Mock Anczak if you will, but he’s not the only one who dreams of starring in CSI: Dog Park. City Councilwoman Mary Young of Boulder, Colorado, has proposed the idea be applied to the holders of “green tags,” which allow owners to have their dogs off-leash while walking on park trails, according to the Daily Camera.

Whereas critics in Ipswich believed the program would be too massive to implement because it would have involved getting samples from more than 2,000 dogs, in Boulder there are about 35,000 people who hold green tags. Anyone has to admit that that is a lot of dogs to sample.

So far, the company that does the testing, PooPrints, primarily contracts with apartment complexes and other small, enclosed areas. Despite the best efforts of Anczak in Ipswich, the company hasn’t signed any deals with municipalities. The original cheek swab, to collect the DNA, costs about $35; testing a fecal sample and comparing it to the database costs about $60 to $75 per poop.

The green tag program has become highly controversial lately, and not just because of the DNA proposal. There have been many changes proposed; green tag holders are supposed to be able to control their dogs with voice and sight commands, yet there’s no requirement that they demonstrate that fact. A study by the city showed that about half the dogs with green tags didn’t come when called. Supporters of the green tags say that the study had flawed methodology.

At OhMiDog, John Woestendiek has deftly critiqued some of the problems with the DNA idea:

Yes, dog poop can be hazardous to our health, and harmful to the environment.

So can the feces of all the non-domesticated animals we live among, but we don’t feel compelled to prosecute for pooping. So, too, can the dumpage of corporate entities, like the thousands of tons of coal ash spilled into the Dan River by Duke Energy, coating 70 miles of the river with toxic sludge …

Finding clean sources of energy — that’s a use of technology I like.

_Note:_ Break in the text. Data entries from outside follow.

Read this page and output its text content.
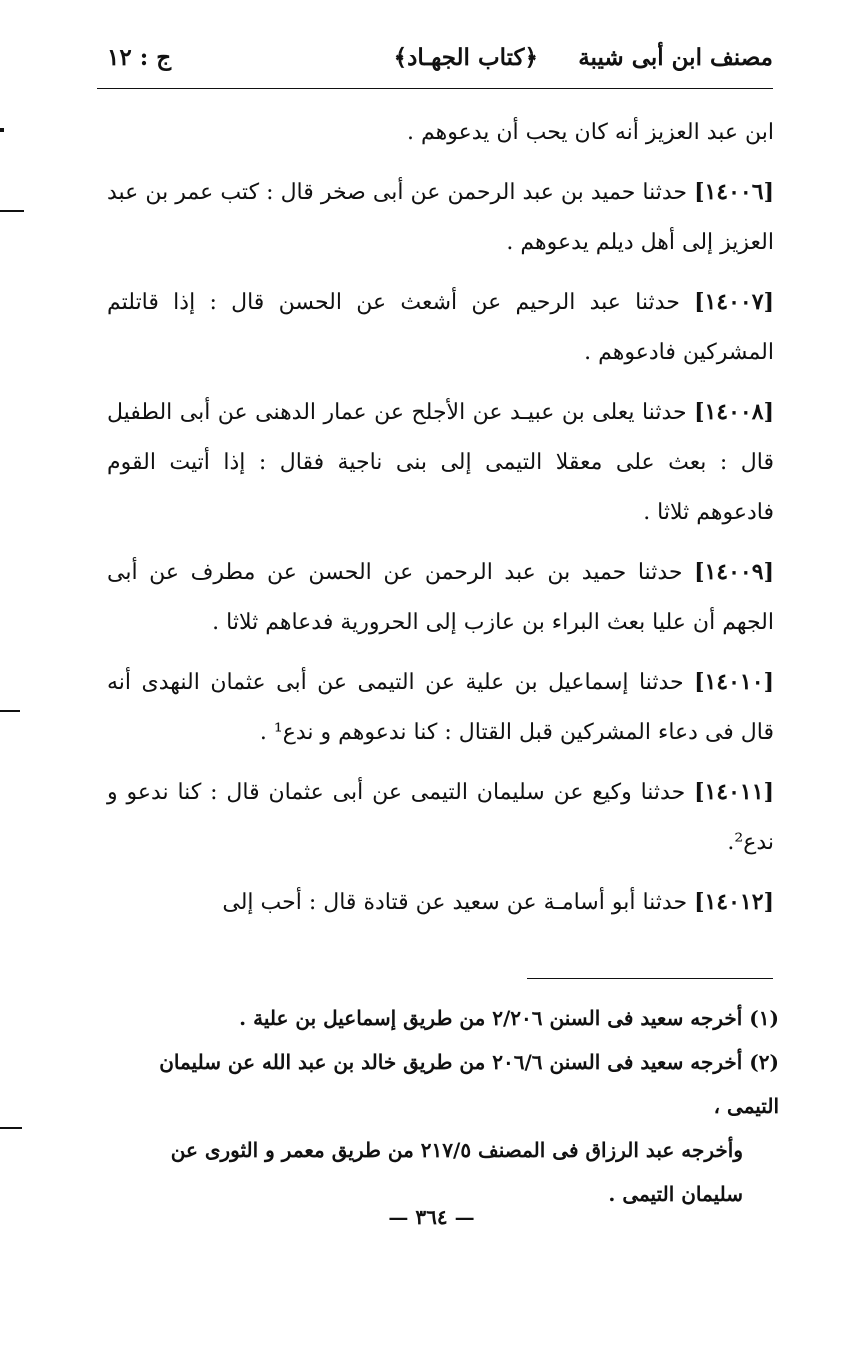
مصنف ابن أبى شيبة
﴿كتاب الجهـاد﴾
ج : ١٢

ابن عبد العزيز أنه كان يحب أن يدعوهم .

[١٤٠٠٦] حدثنا حميد بن عبد الرحمن عن أبى صخر قال : كتب عمر بن عبد العزيز إلى أهل ديلم يدعوهم .

[١٤٠٠٧] حدثنا عبد الرحيم عن أشعث عن الحسن قال : إذا قاتلتم المشركين فادعوهم .

[١٤٠٠٨] حدثنا يعلى بن عبيـد عن الأجلح عن عمار الدهنى عن أبى الطفيل قال : بعث على معقلا التيمى إلى بنى ناجية فقال : إذا أتيت القوم فادعوهم ثلاثا .

[١٤٠٠٩] حدثنا حميد بن عبد الرحمن عن الحسن عن مطرف عن أبى الجهم أن عليا بعث البراء بن عازب إلى الحرورية فدعاهم ثلاثا .

[١٤٠١٠] حدثنا إسماعيل بن علية عن التيمى عن أبى عثمان النهدى أنه قال فى دعاء المشركين قبل القتال : كنا ندعوهم و ندع¹ .

[١٤٠١١] حدثنا وكيع عن سليمان التيمى عن أبى عثمان قال : كنا ندعو و ندع².

[١٤٠١٢] حدثنا أبو أسامـة عن سعيد عن قتادة قال : أحب إلى

(١) أخرجه سعيد فى السنن ٢/٢٠٦ من طريق إسماعيل بن علية .

(٢) أخرجه سعيد فى السنن ٢٠٦/٦ من طريق خالد بن عبد الله عن سليمان التيمى ،

وأخرجه عبد الرزاق فى المصنف ٢١٧/٥ من طريق معمر و الثورى عن سليمان التيمى .

— ٣٦٤ —
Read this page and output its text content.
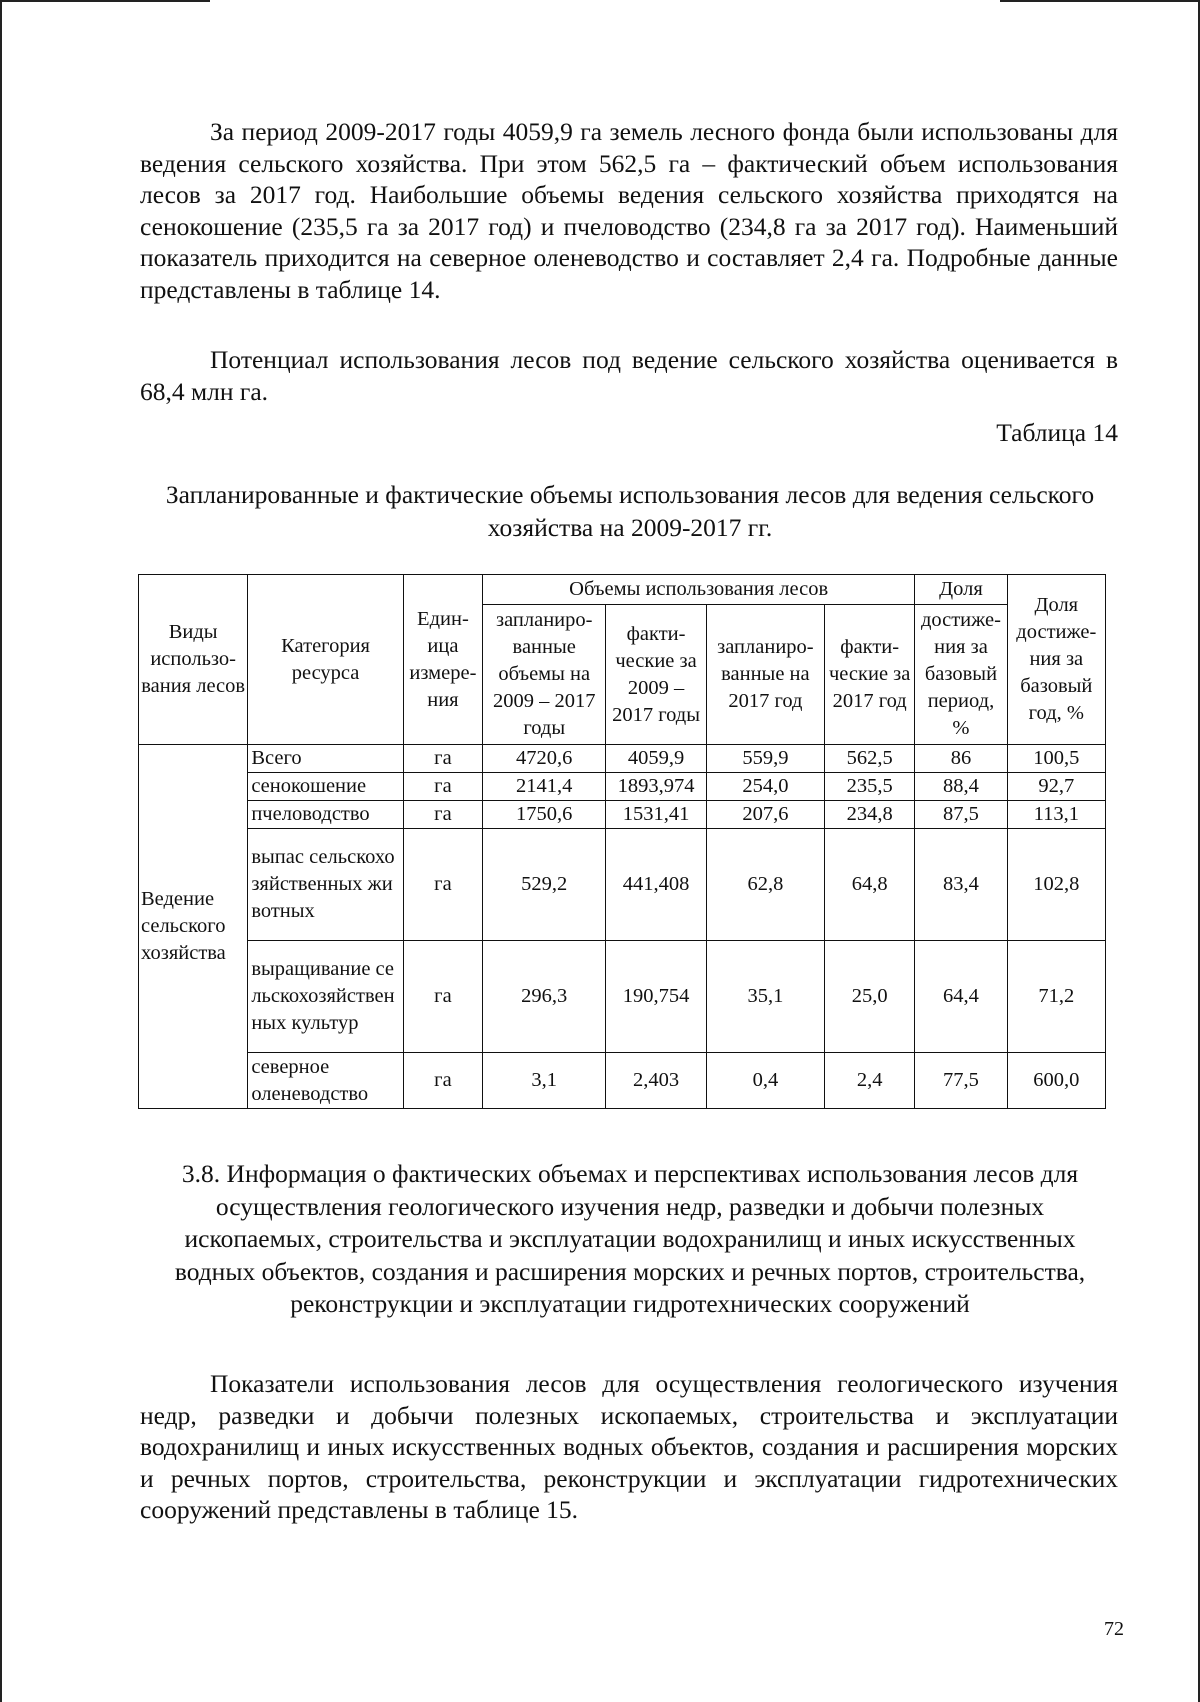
За период 2009-2017 годы 4059,9 га земель лесного фонда были использованы для ведения сельского хозяйства. При этом 562,5 га – фактический объем использования лесов за 2017 год. Наибольшие объемы ведения сельского хозяйства приходятся на сенокошение (235,5 га за 2017 год) и пчеловодство (234,8 га за 2017 год). Наименьший показатель приходится на северное оленеводство и составляет 2,4 га. Подробные данные представлены в таблице 14.

Потенциал использования лесов под ведение сельского хозяйства оценивается в 68,4 млн га.

Таблица 14

Запланированные и фактические объемы использования лесов для ведения сельского хозяйства на 2009-2017 гг.

Виды использо-вания лесов	Категория ресурса	Един-ица измере-ния	Объемы использования лесов				Доля	Доля достиже-ния за базовый год, %
			запланиро-ванные объемы на 2009 – 2017 годы	факти-ческие за 2009 – 2017 годы	запланиро-ванные на 2017 год	факти-ческие за 2017 год	достиже-ния за базовый период, %	
Ведение сельского хозяйства	Всего	га	4720,6	4059,9	559,9	562,5	86	100,5
	сенокошение	га	2141,4	1893,974	254,0	235,5	88,4	92,7
	пчеловодство	га	1750,6	1531,41	207,6	234,8	87,5	113,1
	выпас сельскохозяйственных животных	га	529,2	441,408	62,8	64,8	83,4	102,8
	выращивание сельскохозяйственных культур	га	296,3	190,754	35,1	25,0	64,4	71,2
	северное оленеводство	га	3,1	2,403	0,4	2,4	77,5	600,0

3.8. Информация о фактических объемах и перспективах использования лесов для осуществления геологического изучения недр, разведки и добычи полезных ископаемых, строительства и эксплуатации водохранилищ и иных искусственных водных объектов, создания и расширения морских и речных портов, строительства, реконструкции и эксплуатации гидротехнических сооружений

Показатели использования лесов для осуществления геологического изучения недр, разведки и добычи полезных ископаемых, строительства и эксплуатации водохранилищ и иных искусственных водных объектов, создания и расширения морских и речных портов, строительства, реконструкции и эксплуатации гидротехнических сооружений представлены в таблице 15.

72
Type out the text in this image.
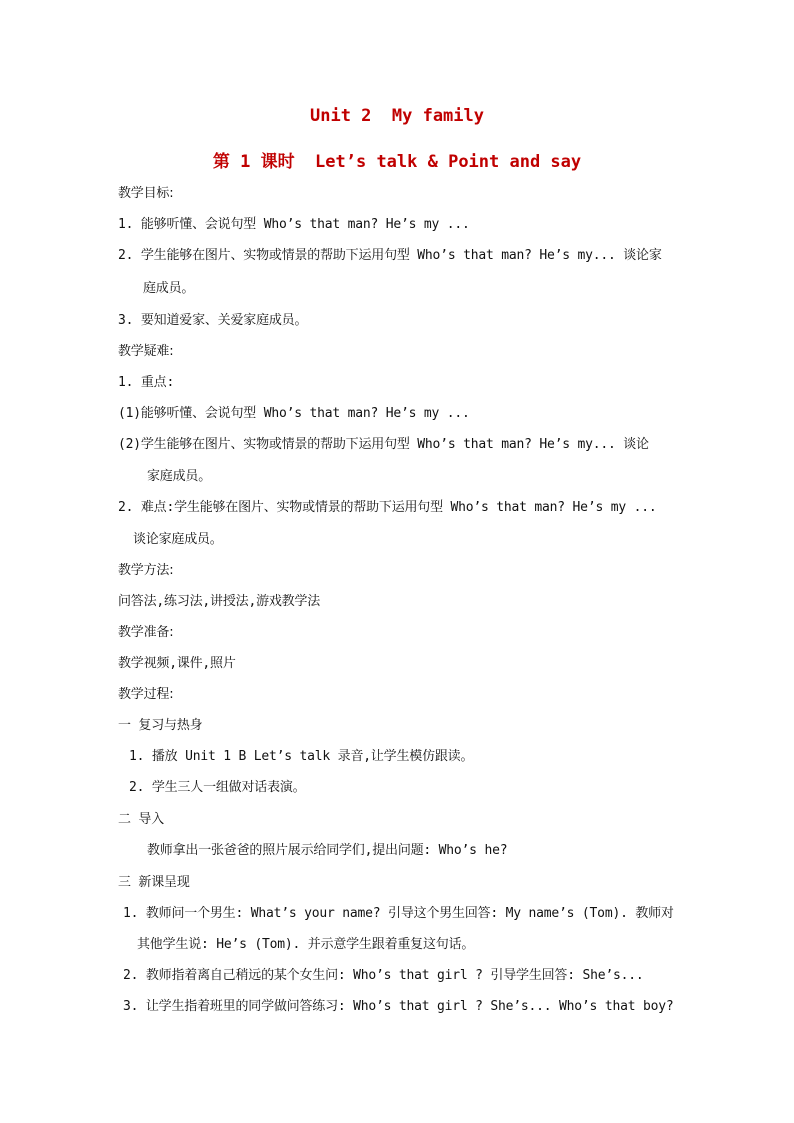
Unit 2  My family
第 1 课时  Let’s talk & Point and say
教学目标:
1. 能够听懂、会说句型 Who’s that man? He’s my ...
2. 学生能够在图片、实物或情景的帮助下运用句型 Who’s that man? He’s my... 谈论家
庭成员。
3. 要知道爱家、关爱家庭成员。
教学疑难:
1. 重点:
(1)能够听懂、会说句型 Who’s that man? He’s my ...
(2)学生能够在图片、实物或情景的帮助下运用句型 Who’s that man? He’s my... 谈论
家庭成员。
2. 难点:学生能够在图片、实物或情景的帮助下运用句型 Who’s that man? He’s my ...
谈论家庭成员。
教学方法:
问答法,练习法,讲授法,游戏教学法
教学准备:
教学视频,课件,照片
教学过程:
一 复习与热身
1. 播放 Unit 1 B Let’s talk 录音,让学生模仿跟读。
2. 学生三人一组做对话表演。
二 导入
教师拿出一张爸爸的照片展示给同学们,提出问题: Who’s he?
三 新课呈现
1. 教师问一个男生: What’s your name? 引导这个男生回答: My name’s (Tom). 教师对
其他学生说: He’s (Tom). 并示意学生跟着重复这句话。
2. 教师指着离自己稍远的某个女生问: Who’s that girl ? 引导学生回答: She’s...
3. 让学生指着班里的同学做问答练习: Who’s that girl ? She’s... Who’s that boy?
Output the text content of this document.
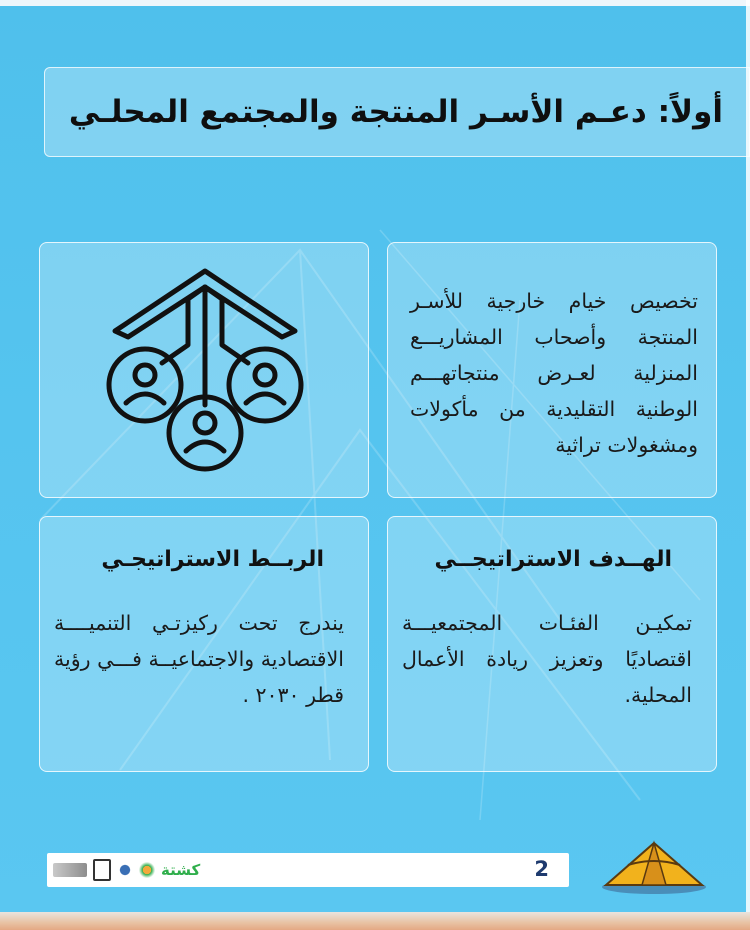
أولاً: دعـم الأسـر المنتجة والمجتمع المحلـي

تخصيص خيام خارجية للأسـر المنتجة وأصحاب المشاريـــع المنزلية لعـرض منتجاتهـــم الوطنية التقليدية من مأكولات ومشغولات تراثية

الهــدف الاستراتيجــي

تمكيـن الفئـات المجتمعيـــة اقتصاديًا وتعزيز ريادة الأعمال المحلية.

الربــط الاستراتيجـي

يندرج تحت ركيزتـي التنميــــة الاقتصادية والاجتماعيــة فـــي رؤية قطر ٢٠٣٠ .

كشتة	2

Using DNA to solve murders (and clear the wrongly convicted) seems a good use, too.

But gathering, packaging and mailing dog poop so technicians in Tennessee can comb through it and test it, by comparison, seems a silly use of our technological muscles.

That’s it, really. DNA testing has a certain sexiness to it, thanks to endless police procedural dramas, but in the end, it’s going after the problem with an awfully big gun.